What they want, what they’re longing for.
That’s where we should start.
‘If there were a God, what would you want from him?’ That might be your question.
I know it may seem that we’re opening the door to selfish requests, but it’s not long before you will hear people express the longings of their hearts. Once they do, you will soon hear the kinds of desires that are shared by all human beings. They fit into (roughly) four categories:
This isn’t an exhaustive list, of course, but it’s a start. Talk to anyone for long enough, and their struggles will start to rise to the top. A broken relationship. Job challenges. Family discord. Every single one will be based on unmet or frustrated desires.
The world is not asking ‘does God exist?’ but ‘can he help me?’ Jesus has already asked the question, ‘what do you want?’ They are now answering, and they want to know that the God of the universe can satisfy their desires.

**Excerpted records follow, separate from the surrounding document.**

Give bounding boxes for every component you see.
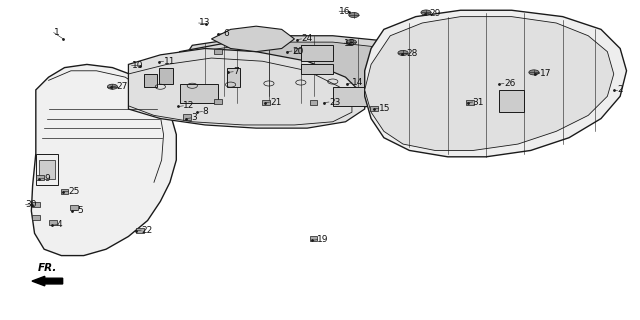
- Circle shape: [346, 40, 356, 45]
- Text: 18: 18: [344, 39, 356, 48]
- Polygon shape: [365, 17, 614, 150]
- Circle shape: [108, 84, 118, 89]
- Text: 16: 16: [339, 7, 351, 16]
- Text: 2: 2: [617, 85, 623, 94]
- Text: 28: 28: [407, 49, 418, 58]
- Bar: [214, 49, 221, 54]
- Polygon shape: [301, 64, 333, 74]
- Polygon shape: [129, 49, 365, 128]
- Polygon shape: [499, 90, 524, 112]
- Circle shape: [529, 70, 539, 75]
- FancyArrow shape: [32, 276, 63, 286]
- Text: 1: 1: [54, 28, 60, 37]
- Polygon shape: [227, 68, 240, 87]
- Bar: [32, 202, 40, 207]
- Text: 29: 29: [429, 9, 440, 18]
- Bar: [467, 100, 474, 105]
- Text: 14: 14: [352, 78, 364, 87]
- Bar: [262, 100, 269, 105]
- Text: 20: 20: [292, 46, 303, 56]
- Text: 13: 13: [198, 19, 210, 28]
- Polygon shape: [179, 36, 448, 96]
- Text: 6: 6: [223, 29, 228, 38]
- Text: 9: 9: [44, 174, 50, 183]
- Polygon shape: [39, 160, 55, 179]
- Text: 12: 12: [183, 101, 195, 110]
- Text: 25: 25: [68, 187, 80, 196]
- Bar: [294, 48, 301, 52]
- Text: 19: 19: [317, 235, 329, 244]
- Polygon shape: [159, 68, 173, 84]
- Text: 22: 22: [141, 226, 152, 235]
- Bar: [36, 175, 44, 180]
- Text: 17: 17: [540, 69, 551, 78]
- Bar: [61, 189, 68, 195]
- Circle shape: [398, 50, 408, 55]
- Text: 15: 15: [379, 104, 390, 113]
- Bar: [32, 215, 40, 220]
- Text: 27: 27: [116, 82, 127, 91]
- Text: 24: 24: [301, 35, 313, 44]
- Bar: [70, 205, 78, 210]
- Bar: [371, 106, 378, 111]
- Bar: [136, 228, 144, 233]
- Bar: [183, 115, 191, 120]
- Bar: [214, 99, 221, 104]
- Text: FR.: FR.: [38, 263, 58, 273]
- Bar: [49, 220, 57, 225]
- Text: 7: 7: [233, 67, 239, 76]
- Polygon shape: [333, 87, 371, 106]
- Text: 11: 11: [164, 57, 175, 66]
- Polygon shape: [365, 10, 627, 157]
- Bar: [310, 100, 317, 105]
- Circle shape: [349, 12, 359, 18]
- Text: 4: 4: [57, 220, 63, 229]
- Polygon shape: [301, 45, 333, 61]
- Text: 21: 21: [270, 98, 282, 107]
- Text: 23: 23: [329, 98, 340, 107]
- Bar: [310, 236, 317, 241]
- Polygon shape: [31, 64, 176, 256]
- Text: 30: 30: [26, 200, 37, 209]
- Text: 10: 10: [132, 61, 143, 70]
- Polygon shape: [192, 42, 435, 90]
- Polygon shape: [211, 26, 294, 52]
- Polygon shape: [179, 84, 218, 103]
- Text: 31: 31: [472, 98, 484, 107]
- Polygon shape: [179, 42, 384, 116]
- Circle shape: [421, 10, 431, 15]
- Polygon shape: [145, 74, 157, 87]
- Text: 5: 5: [77, 206, 83, 215]
- Text: 8: 8: [202, 107, 208, 116]
- Text: 26: 26: [504, 79, 515, 88]
- Text: 3: 3: [191, 114, 196, 123]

Self-centred? Driven by sinful urges? Of course. We human beings, by our very nature, attempt to satisfy our desires in sinful and damaging ways. But as Jesus so often did, we, his followers, must listen well to be given any chance to respond.
Let me say, as an aside, that I’m not rejecting the gospel message about forgiveness of sins. At some point during this conversation, the person’s position before God will have to be addressed. But not at the beginning. At the beginning, we should start with a person’s burdens, their lost dreams, their shattered hopes.
There’s a reason why there are so few genuine atheists. Most people are open to the idea that a ‘higher power’ exists. But they want to know if that entity can help them satisfy their desires. The reality, of course, is that God has determined not to satisfy their most keenly felt desire, which is that he would end their suffering. That is in the future. Yet once that phase of the conversation has passed, there is tremendously good news that we can share.
Love – what greater love can one imagine than the kind that leads a person to make the ultimate sacrifice to rescue those he loves?
Happiness – what greater joy is there than knowing the one who made you, and who loves you with an everlasting love?
Significance – how wonderful that whoever you are, you are essential to God’s story, with each of us given a role to play.
Peace-and-Justice – one day, all evil will be judged. We long for justice, because justice is found in our creator, who will make all things right.
Spend long enough, and a person’s desires will show you who they are. Spend long enough listening, and you may be given the opportunity to share the answer to the deep desires you’ve just heard expressed.
But you must listen to a person’s desires first.
Even in this very secular culture that surrounds us, many people may also permit you to pray. It may sound crazy, but in the secular West, people like the idea of prayer. So, as the Spirit leads, offer to pray, and when you pray, start with their needs.
As you leave the coffee shop today, you thank your new friend for listening (though you’ve probably done the lion’s share). You tell them, if they’re open to it, that you’ll continue to pray for their needs. Perhaps you’ll even pay for their cappuccino. This world is suffering, and it needs to hear about a God who cares, who suffers with and for us – one who is capable of satisfying our desires, even when they are perceived through sinful eyes.
Offer any other God nowadays, and they won’t give him the time of day.
Just as well our gospel is so powerful, so true, so glorious.
For our God is not only the Truth, but also the Way and the Life. He satisfies every yearning of the human heart.